The maximum entropy formalism (sometimes known as MaxEnt) is a statistical method for determining a distribution of maximum logical uncertainty about some parameter, consistent with a certain limited amount of information. For a discrete variable, MaxEnt determines the distribution that maximises the function H(x) where:
{H(x)=-\displaystyle\sum_{i=1}^{M} p_i \,{In}[p_i]} |
and where pi is the confidence for each of the M possible value xi of the variable x. H(x) takes the equation of a statistical mechanics property known as entropy, which gives the principle its name. For a continuous variable, H(x) takes an integral function:
{H(x)=-\int\limits_{min}^{max} f(x){In}[f(x)] dx} |
The appropriate uncertainty distribution is determined by the method of Lagrange multipliers and, in practice, the continuous variable equation for H(x) is replaced by its discrete counterpart. It is beyond the scope of this guide to look too deeply into the mathematics, but there are a number of results that are of general interest. MaxEnt is often used to determine appropriate priors in a Bayesian analysis, so the results listed below give some reassurance to prior distributions we might wish to use to conservatively represent our prior knowledge.

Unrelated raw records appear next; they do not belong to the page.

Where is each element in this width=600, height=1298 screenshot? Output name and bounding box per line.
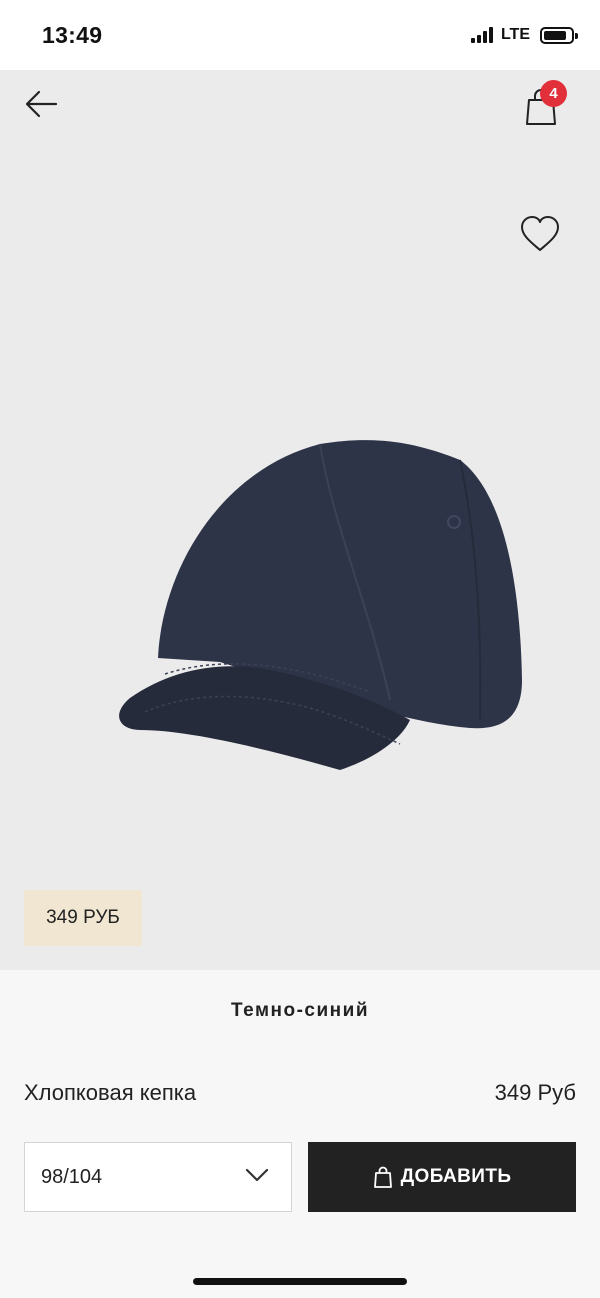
battery-icon xyxy=(540,26,578,44)
product-price: 349 Руб xyxy=(494,1080,576,1105)
add-to-cart-button[interactable]: ДОБАВИТЬ xyxy=(308,1142,576,1212)
cart-button[interactable]: 4 xyxy=(520,80,568,126)
chevron-down-icon xyxy=(245,1168,269,1182)
product-image: 4 349 РУБ xyxy=(0,70,600,970)
signal-icon xyxy=(470,27,493,43)
shopping-bag-icon xyxy=(373,1166,392,1188)
add-button-label: ДОБАВИТЬ xyxy=(400,1166,512,1187)
arrow-left-icon xyxy=(25,90,58,118)
product-details: Темно-синий Хлопковая кепка 349 Руб 98/1… xyxy=(0,970,600,1298)
network-label: LTE xyxy=(500,26,530,43)
price-tag: 349 РУБ xyxy=(24,890,142,946)
cart-count-badge: 4 xyxy=(540,80,567,107)
favorite-button[interactable] xyxy=(518,214,562,254)
cap-illustration xyxy=(119,440,522,770)
back-button[interactable] xyxy=(22,84,62,124)
size-value: 98/104 xyxy=(41,1165,103,1188)
size-select[interactable]: 98/104 xyxy=(24,1142,292,1212)
heart-icon xyxy=(521,216,559,251)
home-indicator xyxy=(193,1278,407,1285)
status-time: 13:49 xyxy=(42,22,103,48)
product-name: Хлопковая кепка xyxy=(24,1080,197,1105)
status-icons: LTE xyxy=(470,26,578,44)
status-bar: 13:49 LTE xyxy=(0,0,600,70)
color-name[interactable]: Темно-синий xyxy=(0,1000,600,1022)
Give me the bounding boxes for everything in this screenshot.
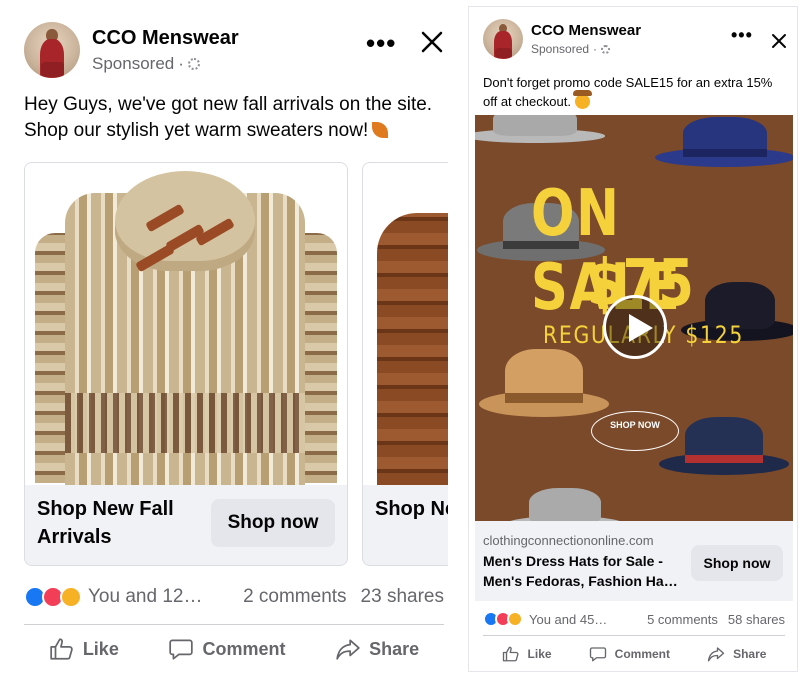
ad-post-left: CCO Menswear Sponsored · ••• Hey Guys, w… — [8, 6, 448, 672]
comments-count[interactable]: 2 comments — [243, 586, 346, 608]
post-caption: Don't forget promo code SALE15 for an ex… — [483, 75, 773, 109]
haha-reaction-icon — [507, 611, 523, 627]
reaction-icons[interactable] — [483, 611, 523, 627]
sweater-image[interactable] — [363, 163, 448, 485]
thumbs-up-icon — [50, 638, 73, 660]
carousel-card[interactable]: Shop New Fall Arrivals — [362, 162, 448, 566]
post-header: CCO Menswear Sponsored · — [24, 22, 239, 78]
haha-reaction-icon — [60, 586, 82, 608]
post-caption: Hey Guys, we've got new fall arrivals on… — [24, 94, 433, 141]
reaction-icons[interactable] — [24, 586, 82, 608]
sweater-image[interactable] — [25, 163, 347, 485]
comment-button[interactable]: Comment — [168, 636, 286, 662]
page-name[interactable]: CCO Menswear — [531, 22, 641, 39]
hat-image — [475, 115, 605, 143]
shop-now-button[interactable]: Shop now — [211, 499, 335, 547]
page-avatar[interactable] — [483, 19, 523, 59]
more-options-button[interactable]: ••• — [366, 28, 396, 59]
cowboy-emoji-icon — [572, 90, 592, 109]
link-preview[interactable]: clothingconnectiononline.com Men's Dress… — [475, 521, 793, 601]
comments-count[interactable]: 5 comments — [647, 612, 718, 627]
shares-count[interactable]: 58 shares — [728, 612, 785, 627]
share-arrow-icon — [707, 647, 725, 662]
comment-bubble-icon — [589, 647, 606, 662]
autumn-leaf-emoji-icon — [372, 122, 389, 138]
shop-now-button[interactable]: Shop now — [691, 545, 783, 581]
more-options-button[interactable]: ••• — [731, 25, 753, 46]
page-name[interactable]: CCO Menswear — [92, 27, 239, 50]
hat-sale-video[interactable]: ON SALE $75 REGULARLY $125 SHOP NOW — [475, 115, 793, 521]
carousel-card[interactable]: Shop New Fall Arrivals Shop now — [24, 162, 348, 566]
link-title[interactable]: Men's Dress Hats for Sale - Men's Fedora… — [483, 551, 681, 591]
card-footer: Shop New Fall Arrivals Shop now — [25, 485, 347, 565]
hat-image — [505, 483, 625, 521]
close-icon[interactable] — [771, 33, 787, 49]
share-button[interactable]: Share — [707, 645, 766, 663]
like-button[interactable]: Like — [502, 645, 552, 663]
close-icon[interactable] — [420, 30, 444, 54]
engagement-stats: You and 45… 5 comments 58 shares — [483, 611, 785, 627]
thumbs-up-icon — [502, 646, 519, 662]
post-header: CCO Menswear Sponsored · — [483, 19, 641, 59]
gear-icon — [601, 44, 611, 54]
share-arrow-icon — [336, 639, 360, 660]
sponsored-label: Sponsored · — [531, 42, 641, 56]
card-footer: Shop New Fall Arrivals — [363, 485, 448, 565]
sponsored-label: Sponsored · — [92, 54, 239, 74]
video-shop-now-badge: SHOP NOW — [591, 411, 679, 451]
play-icon[interactable] — [603, 295, 667, 359]
action-bar: Like Comment Share — [24, 632, 444, 666]
action-bar: Like Comment Share — [483, 643, 785, 665]
shares-count[interactable]: 23 shares — [361, 586, 444, 608]
like-button[interactable]: Like — [49, 636, 119, 662]
share-button[interactable]: Share — [335, 636, 419, 662]
hat-image — [655, 115, 793, 167]
reactions-count[interactable]: You and 12… — [88, 586, 202, 608]
divider — [24, 624, 444, 625]
comment-button[interactable]: Comment — [589, 645, 670, 663]
divider — [483, 635, 785, 636]
link-domain: clothingconnectiononline.com — [483, 533, 654, 548]
ad-post-right: CCO Menswear Sponsored · ••• Don't forge… — [468, 6, 798, 672]
hat-image — [659, 411, 789, 475]
card-title[interactable]: Shop New Fall Arrivals — [375, 495, 448, 523]
comment-bubble-icon — [169, 639, 194, 660]
page-avatar[interactable] — [24, 22, 80, 78]
hat-image — [479, 341, 609, 417]
reactions-count[interactable]: You and 45… — [529, 612, 607, 627]
card-title[interactable]: Shop New Fall Arrivals — [37, 495, 197, 551]
gear-icon — [187, 57, 200, 70]
engagement-stats: You and 12… 2 comments 23 shares — [24, 586, 444, 608]
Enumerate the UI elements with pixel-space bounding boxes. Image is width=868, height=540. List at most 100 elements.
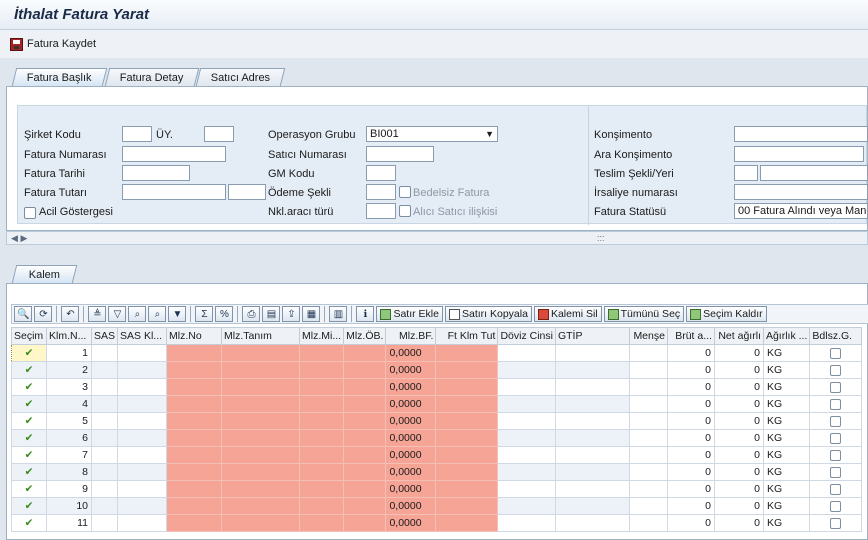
material-qty-cell[interactable] — [299, 497, 345, 515]
layout-icon[interactable]: ▥ — [329, 306, 348, 322]
material-price-cell[interactable]: 0,0000 — [385, 480, 437, 498]
material-price-cell[interactable]: 0,0000 — [385, 429, 437, 447]
column-header[interactable]: Ft Klm Tut — [435, 327, 499, 345]
gross-weight-cell[interactable]: 0 — [666, 412, 715, 430]
ara-konsimento-field[interactable] — [734, 146, 864, 162]
material-no-cell[interactable] — [166, 514, 223, 532]
alici-satici-checkbox[interactable] — [399, 205, 411, 217]
weight-unit-cell[interactable]: KG — [762, 463, 811, 481]
column-header[interactable]: Mlz.BF. — [385, 327, 437, 345]
material-desc-cell[interactable] — [221, 344, 301, 362]
origin-cell[interactable] — [628, 463, 668, 481]
column-header[interactable]: Ağırlık ... — [762, 327, 811, 345]
material-qty-cell[interactable] — [299, 429, 345, 447]
grid-icon[interactable]: ▦ — [302, 306, 321, 322]
free-of-charge-checkbox[interactable] — [830, 432, 842, 444]
column-header[interactable]: Brüt a... — [666, 327, 715, 345]
tab-satici-adres[interactable]: Satıcı Adres — [196, 68, 286, 86]
item-number-cell[interactable]: 8 — [46, 463, 92, 481]
gross-weight-cell[interactable]: 0 — [666, 497, 715, 515]
weight-unit-cell[interactable]: KG — [762, 395, 811, 413]
sirket-kodu-field[interactable] — [122, 126, 152, 142]
free-of-charge-checkbox[interactable] — [830, 483, 842, 495]
bedelsiz-checkbox[interactable] — [399, 186, 411, 198]
item-amount-cell[interactable] — [435, 429, 499, 447]
material-desc-cell[interactable] — [221, 463, 301, 481]
scroll-left-icon[interactable]: ◀ — [11, 233, 18, 243]
material-price-cell[interactable]: 0,0000 — [385, 446, 437, 464]
nkl-araci-field[interactable] — [366, 203, 396, 219]
gross-weight-cell[interactable]: 0 — [666, 395, 715, 413]
item-number-cell[interactable]: 6 — [46, 429, 92, 447]
column-header[interactable]: Seçim — [11, 327, 47, 345]
material-desc-cell[interactable] — [221, 514, 301, 532]
find-icon[interactable]: ⌕ — [128, 306, 147, 322]
save-invoice-button[interactable]: Fatura Kaydet — [27, 38, 96, 50]
sas-cell[interactable] — [90, 378, 119, 396]
column-header[interactable]: Menşe — [628, 327, 668, 345]
material-no-cell[interactable] — [166, 446, 223, 464]
item-amount-cell[interactable] — [435, 395, 499, 413]
weight-unit-cell[interactable]: KG — [762, 497, 811, 515]
origin-cell[interactable] — [628, 446, 668, 464]
free-of-charge-checkbox[interactable] — [830, 398, 842, 410]
material-price-cell[interactable]: 0,0000 — [385, 412, 437, 430]
currency-cell[interactable] — [497, 361, 556, 379]
item-number-cell[interactable]: 4 — [46, 395, 92, 413]
gtip-cell[interactable] — [554, 361, 630, 379]
selection-check-icon[interactable]: ✔ — [11, 378, 47, 396]
gtip-cell[interactable] — [554, 514, 630, 532]
weight-unit-cell[interactable]: KG — [762, 344, 811, 362]
info-icon[interactable]: ℹ — [356, 306, 375, 322]
select-all-button[interactable]: Tümünü Seç — [603, 306, 685, 322]
currency-cell[interactable] — [497, 446, 556, 464]
item-number-cell[interactable]: 11 — [46, 514, 92, 532]
delete-item-button[interactable]: Kalemi Sil — [533, 306, 602, 322]
material-unit-cell[interactable] — [343, 395, 387, 413]
sas-cell[interactable] — [90, 344, 119, 362]
gtip-cell[interactable] — [554, 497, 630, 515]
scroll-right-icon[interactable]: ▶ — [20, 233, 27, 243]
net-weight-cell[interactable]: 0 — [713, 514, 764, 532]
selection-check-icon[interactable]: ✔ — [11, 344, 47, 362]
origin-cell[interactable] — [628, 480, 668, 498]
subtotal-icon[interactable]: % — [215, 306, 234, 322]
undo-icon[interactable]: ↶ — [61, 306, 80, 322]
free-of-charge-checkbox[interactable] — [830, 347, 842, 359]
net-weight-cell[interactable]: 0 — [713, 429, 764, 447]
tab-fatura-baslik[interactable]: Fatura Başlık — [11, 68, 108, 86]
gm-kodu-field[interactable] — [366, 165, 396, 181]
scroll-grip[interactable]: ::: — [597, 232, 605, 244]
material-desc-cell[interactable] — [221, 395, 301, 413]
gtip-cell[interactable] — [554, 446, 630, 464]
selection-check-icon[interactable]: ✔ — [11, 480, 47, 498]
sas-kalem-cell[interactable] — [117, 497, 168, 515]
gross-weight-cell[interactable]: 0 — [666, 514, 715, 532]
material-no-cell[interactable] — [166, 361, 223, 379]
uy-field[interactable] — [204, 126, 234, 142]
item-number-cell[interactable]: 3 — [46, 378, 92, 396]
origin-cell[interactable] — [628, 514, 668, 532]
tab-kalem[interactable]: Kalem — [11, 265, 78, 283]
material-qty-cell[interactable] — [299, 395, 345, 413]
net-weight-cell[interactable]: 0 — [713, 480, 764, 498]
item-amount-cell[interactable] — [435, 497, 499, 515]
filter-dropdown-icon[interactable]: ▼ — [168, 306, 187, 322]
material-unit-cell[interactable] — [343, 446, 387, 464]
material-price-cell[interactable]: 0,0000 — [385, 395, 437, 413]
selection-check-icon[interactable]: ✔ — [11, 429, 47, 447]
gtip-cell[interactable] — [554, 395, 630, 413]
fatura-statusu-field[interactable]: 00 Fatura Alındı veya Manuel — [734, 203, 868, 219]
net-weight-cell[interactable]: 0 — [713, 361, 764, 379]
net-weight-cell[interactable]: 0 — [713, 344, 764, 362]
tab-fatura-detay[interactable]: Fatura Detay — [104, 68, 199, 86]
gtip-cell[interactable] — [554, 480, 630, 498]
teslim-yeri-field[interactable] — [760, 165, 868, 181]
weight-unit-cell[interactable]: KG — [762, 361, 811, 379]
sas-cell[interactable] — [90, 429, 119, 447]
sas-cell[interactable] — [90, 361, 119, 379]
material-no-cell[interactable] — [166, 395, 223, 413]
material-price-cell[interactable]: 0,0000 — [385, 344, 437, 362]
sas-kalem-cell[interactable] — [117, 378, 168, 396]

State of knowledge | MaxEnt distribution |
---|---|
Discrete parameter, n possible values {x_{i}} | Duniform({x_{i}}), i.e. p(x_{i}) = 1/n |
Continuous parameter, minimum and maximum | Uniform(min, max), i.e. f(x) = 1/(max-min) |
Continuous parameter, known mean m and variance s2 | Normal(m, s) |
Continuous parameter, known mean m | Exponential(m) |
Discrete parameter, known mean m | Poisson(m) |
The Normal distribution result is interesting and provides some justification for the common use of the Normal distribution when all we know is the mean and variance (standard deviation), since it represents the most reasonably conservative estimate of the parameter given that set of knowledge. The Uniform distribution result is also very encouraging when estimating a binomial probability, for example. The use of a Beta(s+a, n-s+b, 1) to represent the uncertainty about the binomial probability p when we have observed s successes in n trials assumes a Beta(a, b, 1) prior. A Beta(1, 1, 1) is a Uniform(0, 1) distribution thus our most honest estimate of p is given by Beta(s+1, n-s+1,1).
The reader is recommended Sivia (1996) for a very readable explanation of the principle of MaxEnt and derivation of some of its results. Gzyl (1995) provides a far more advanced treatise on the subject, but requires a much higher level of mathematical understanding.